593 Leytonstone High Rd

London 

Rating:

I’m sitting at a small wooden table, in the fetid, stifling heat, utterly drenched in sweat. Seriously, it’s reached a point where jumping, fully clothed, into a swimming pool would actually dry me out. I try to stem the salty torrents with endless paper napkins, napkins with all the absorbency powers of a broken promise. They pile up before me in a white soggy mass. The air is so soupy you could slurp it with a spoon, yet it’s thick with happy chatter and the char of the wok. And that table is filled with food, a southern-style nam jim, Thai dipping sauce, heavy on the garlic and chilli. And crab, coated in a fierily paste. But this is no curry shop in the back streets of Nakhon Si Thammarat, rather Singburi in Leytonstone. I’m still a long, long way from home.

This is no curry shop in the back streets of Nakhon Si Thammarat, rather Singburi in Leytonstone

This is no curry shop in the back streets of Nakhon Si Thammarat, rather Singburi in Leytonstone

An hour and a half by Tube, then foot, to be precise, an epic trans-London adventure that takes us to the very eastern edge of town. But as Jonathan Gold, the late, great LA bard of serious eating once wrote: ‘The best choice is always the restaurant 15 minutes further than you are willing to go.’ As ever, he is right. Kay Plunkett-Hogge, born and raised in Bangkok, is already there with her husband Fred. We’d tried to get here once before but were waylaid by Quo Vadis and their £5 martini happy hour. And didn’t make it much further than Rambla, across the road.

This time, no such temptation. They’ve already nipped down to the offie for cold beers (Singburi is BYO), and I add a couple of bottles of wine. Kay, a true authority on Thai eating, has already ordered. ‘I was worried the dishes would run out,’ she smiles. I worry about such things too. If you’ve yet to buy Baan, her new cook book, you’re missing out on one of the great English language works on the subject, up there with David Thompson’s Thai Food. Anyway, she’s ordered everything in fluent Thai. Only to find out the lovely waitresses are Filipino and don’t understand a word. Hey-ho. She’ll disappear into the kitchen later, to talk shop and wok and nam and prik with the charming Thai owners.

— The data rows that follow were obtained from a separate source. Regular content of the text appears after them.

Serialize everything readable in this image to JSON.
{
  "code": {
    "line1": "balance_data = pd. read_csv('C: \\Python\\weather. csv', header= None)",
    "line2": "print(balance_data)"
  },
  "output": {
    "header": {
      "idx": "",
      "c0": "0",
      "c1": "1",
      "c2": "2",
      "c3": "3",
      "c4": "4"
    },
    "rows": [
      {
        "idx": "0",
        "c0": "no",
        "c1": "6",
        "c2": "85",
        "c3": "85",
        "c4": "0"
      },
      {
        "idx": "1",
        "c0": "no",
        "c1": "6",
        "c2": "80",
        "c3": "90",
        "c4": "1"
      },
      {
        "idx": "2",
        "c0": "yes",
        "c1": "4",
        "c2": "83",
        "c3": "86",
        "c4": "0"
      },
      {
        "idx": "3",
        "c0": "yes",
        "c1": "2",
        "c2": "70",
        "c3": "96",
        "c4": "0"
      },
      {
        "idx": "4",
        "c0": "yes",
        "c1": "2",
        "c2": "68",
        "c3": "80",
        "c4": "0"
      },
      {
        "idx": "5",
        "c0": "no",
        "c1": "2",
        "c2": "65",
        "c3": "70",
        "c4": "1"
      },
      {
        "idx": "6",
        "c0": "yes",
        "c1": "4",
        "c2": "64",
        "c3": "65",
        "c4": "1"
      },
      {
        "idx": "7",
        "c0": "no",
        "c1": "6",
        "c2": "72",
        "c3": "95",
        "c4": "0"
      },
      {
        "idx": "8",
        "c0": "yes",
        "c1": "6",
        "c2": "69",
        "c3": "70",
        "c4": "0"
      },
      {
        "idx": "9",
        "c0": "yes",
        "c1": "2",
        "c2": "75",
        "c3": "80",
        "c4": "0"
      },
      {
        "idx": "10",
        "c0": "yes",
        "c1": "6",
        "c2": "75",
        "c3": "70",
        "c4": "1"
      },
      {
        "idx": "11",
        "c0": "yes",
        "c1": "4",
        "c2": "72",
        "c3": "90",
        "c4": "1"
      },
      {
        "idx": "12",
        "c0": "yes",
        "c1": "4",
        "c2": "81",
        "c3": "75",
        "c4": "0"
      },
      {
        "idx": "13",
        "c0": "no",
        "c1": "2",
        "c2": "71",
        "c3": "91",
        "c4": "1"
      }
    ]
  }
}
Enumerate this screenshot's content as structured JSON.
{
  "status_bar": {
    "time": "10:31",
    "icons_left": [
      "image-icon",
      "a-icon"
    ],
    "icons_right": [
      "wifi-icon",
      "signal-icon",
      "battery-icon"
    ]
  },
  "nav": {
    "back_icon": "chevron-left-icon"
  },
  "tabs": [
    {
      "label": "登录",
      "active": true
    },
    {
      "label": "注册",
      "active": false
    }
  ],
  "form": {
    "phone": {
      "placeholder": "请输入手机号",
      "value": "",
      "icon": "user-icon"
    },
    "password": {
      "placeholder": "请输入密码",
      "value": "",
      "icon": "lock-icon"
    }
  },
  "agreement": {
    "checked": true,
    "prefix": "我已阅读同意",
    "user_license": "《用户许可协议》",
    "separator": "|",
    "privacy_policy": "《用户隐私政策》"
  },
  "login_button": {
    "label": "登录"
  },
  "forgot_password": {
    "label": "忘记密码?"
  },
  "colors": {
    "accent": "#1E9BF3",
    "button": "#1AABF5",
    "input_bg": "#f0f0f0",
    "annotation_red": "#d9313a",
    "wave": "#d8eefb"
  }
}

But first, mangosteen with cucumber, mint and prawn floss. It’s a gentle dish, cool, clean and fresh, ‘a brilliant iteration of a yum/tum’, says Kay. Sure, a bit more chilli wouldn’t go amiss, but the Thai table is all about balance. Not just of the sweet, sour, hot and salty but of the fierce and mild too. Clams, a great bowlful for just over £8, have a touch more heat, and lots of garlic and basil. A quail jungle curry is decent, with fistfuls of peppercorns, and far superior to the usual ersatz slop. But this is Singburi, where standards are Thai-high. And it cries out for more salt. And the chilli’s roar.

Southern-style seafood curry is fragrant, the fresh-made paste singing of garlic, kapi (prawn paste) and galangal. Succour, of the very messiest kind

 Southern-style seafood curry is fragrant, the fresh-made paste singing of garlic, kapi (prawn paste) and galangal. Succour, of the very messiest kind

Then things get serious. Deep-fried sweetbreads with the most sensational nam jim jaew, a roasted chilli dipping sauce, thick with roasted rice powder. There’s heat and depth and fragrance and texture and pure, unbridled delight. Thai food in all its thrilling, brow-beading greatness. ‘A winner,’ says Fred. In every way. Just like the whole curried crab, a vast beast, and a steal at £16. It takes us straight back to Hua Hin. Southern-style seafood curry is equally fragrant, the fresh-made paste singing of garlic, kapi (prawn paste) and galangal. Succour, of the very messiest kind.

Even the simplest things are done with aplomb. Stir-fried morning glory with chunks of garlic and proper ‘wok breath’ is every bit the equal of those sweetbreads. And kai jeow, Thai omelette with shallots. It’s not on the menu. ‘But any decent Thai place will do it if you ask.’ They do, and it arrives wok fried and thin, the edges frazzled, a sop to any chilli excess. Singburi may not quite hit the heady heights of 101 Thai Kitchen. Kay and Fred agree. But it comes pretty damned close. Wherever you live, this is one journey well worth the hike.